It’s no secret that the New York Yankees are hoping to keep Aaron Judge in pinstripes. However, the cost to keep him in the Bronx may back the franchise into a corner when it comes to the roster and payroll for next season and beyond.
Will the cost to keep Aaron Judge be the only potential free agent splash for the New York Yankees in 2023?
Speaking on WFAN on Wednesday morning, New York Yankees beat writer Bryan Hoch said the cost to bring Judge back to the Bronx may mean that the Yankees will choose between resigning the MVP candidate or using that money to make multiple upgrades to the roster.
“If you are going to sign Judge, I don’t see how they can do more than that [in free agency] and still stay under these payroll constraints that they’re giving themselves,” Hoch said, referring to the Yankees hoping to not cross the competitive tax threshold year after year.
You can listen to the entire interview here.
Hoch estimates that Judge will “be getting $300 million-plus” in terms of an annual contract and “upwards of $40 million a year.” Spotrac is estimating that Judge will earn a eight-year, $303 million deal, while agent Leigh Steinberg recently said Judge’s contract could be a $500 million deal.

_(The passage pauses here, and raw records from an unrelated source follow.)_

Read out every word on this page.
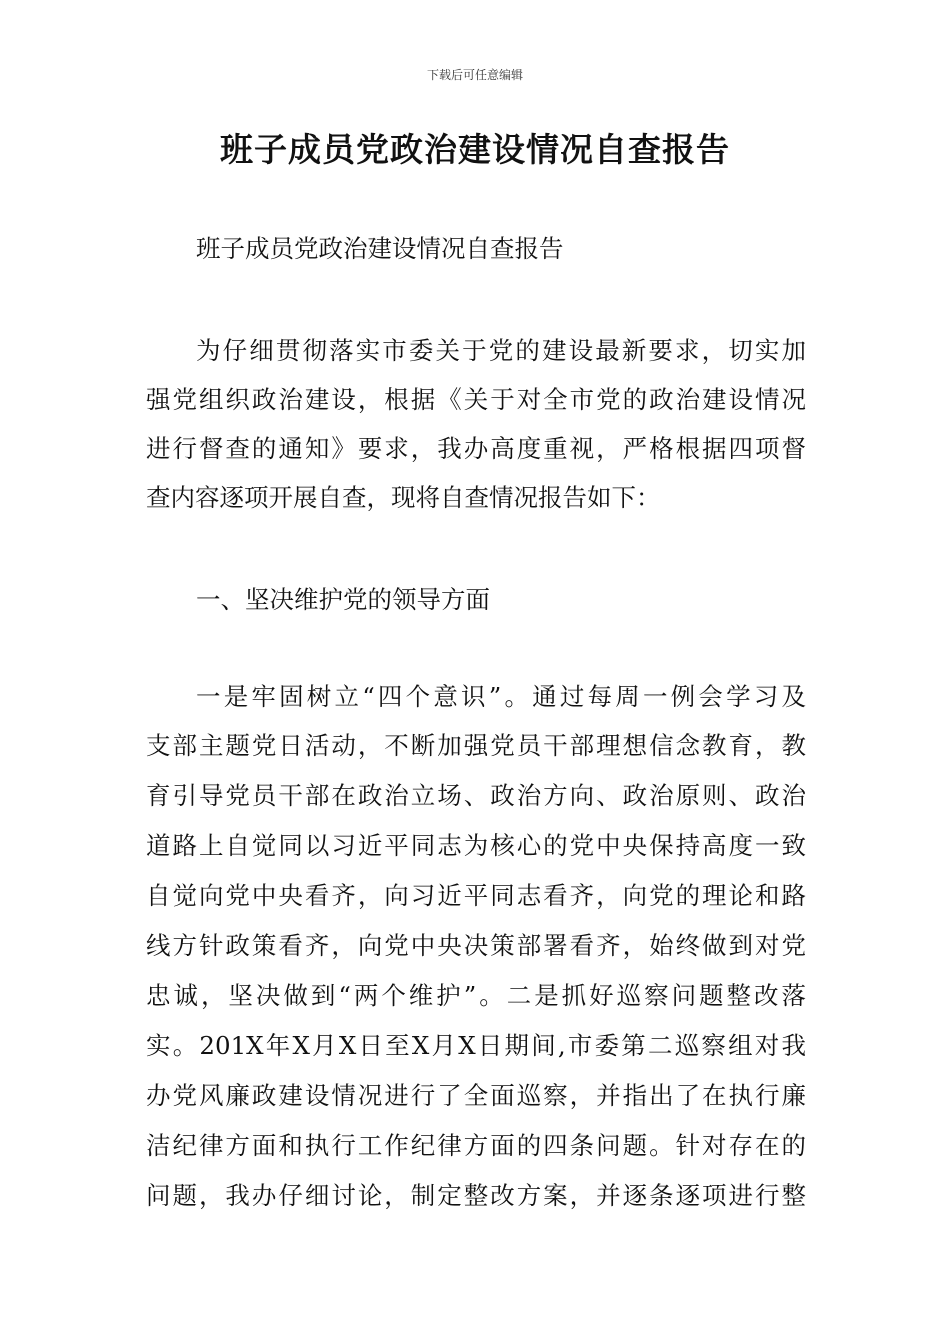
下载后可任意编辑
班子成员党政治建设情况自查报告
班子成员党政治建设情况自查报告
为仔细贯彻落实市委关于党的建设最新要求，切实加
强党组织政治建设，根据《关于对全市党的政治建设情况
进行督查的通知》要求，我办高度重视，严格根据四项督
查内容逐项开展自查，现将自查情况报告如下：
一、坚决维护党的领导方面
一是牢固树立“四个意识”。通过每周一例会学习及
支部主题党日活动，不断加强党员干部理想信念教育，教
育引导党员干部在政治立场、政治方向、政治原则、政治
道路上自觉同以习近平同志为核心的党中央保持高度一致
自觉向党中央看齐，向习近平同志看齐，向党的理论和路
线方针政策看齐，向党中央决策部署看齐，始终做到对党
忠诚，坚决做到“两个维护”。二是抓好巡察问题整改落
实。201X年X月X日至X月X日期间,市委第二巡察组对我
办党风廉政建设情况进行了全面巡察，并指出了在执行廉
洁纪律方面和执行工作纪律方面的四条问题。针对存在的
问题，我办仔细讨论，制定整改方案，并逐条逐项进行整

Without that in the system, New York already has three contracts of over $20 million on the books for next season (Gerrit Cole at $36 million, Giancarlo Stanton at $32 million, and Josh Donaldson at $21 million).
In all, New York has just over $150 million on the active payroll for next season with six guaranteed contracts (totaling just under $120 million) and a pair of options in Anthony Rizzo ($16 million, player) and Luis Severino ($15 million, club). Add that in with the 14 players that New York has heading to arbitration and you not only get a good idea of the roster that could be in place for next season, but also how much it will cost (just over $170 million with all of those figures) to field that team.
With the competitive balance tax threshold for next season set at $233 million, Judge’s $40 million contract could fit the Yankees under that … but there’s not much room for improvements outside of that. If the number goes above $40 million, well, you can see where New York’s worries might lie in making Judge happy and building up other pieces of the roster.
Keeping Judge is a priority for the Yankees, but so is improving a team that was swept out of the ALCS by the Houston Astros. In the end, it may come down to a choice that could impact the franchise for years to come.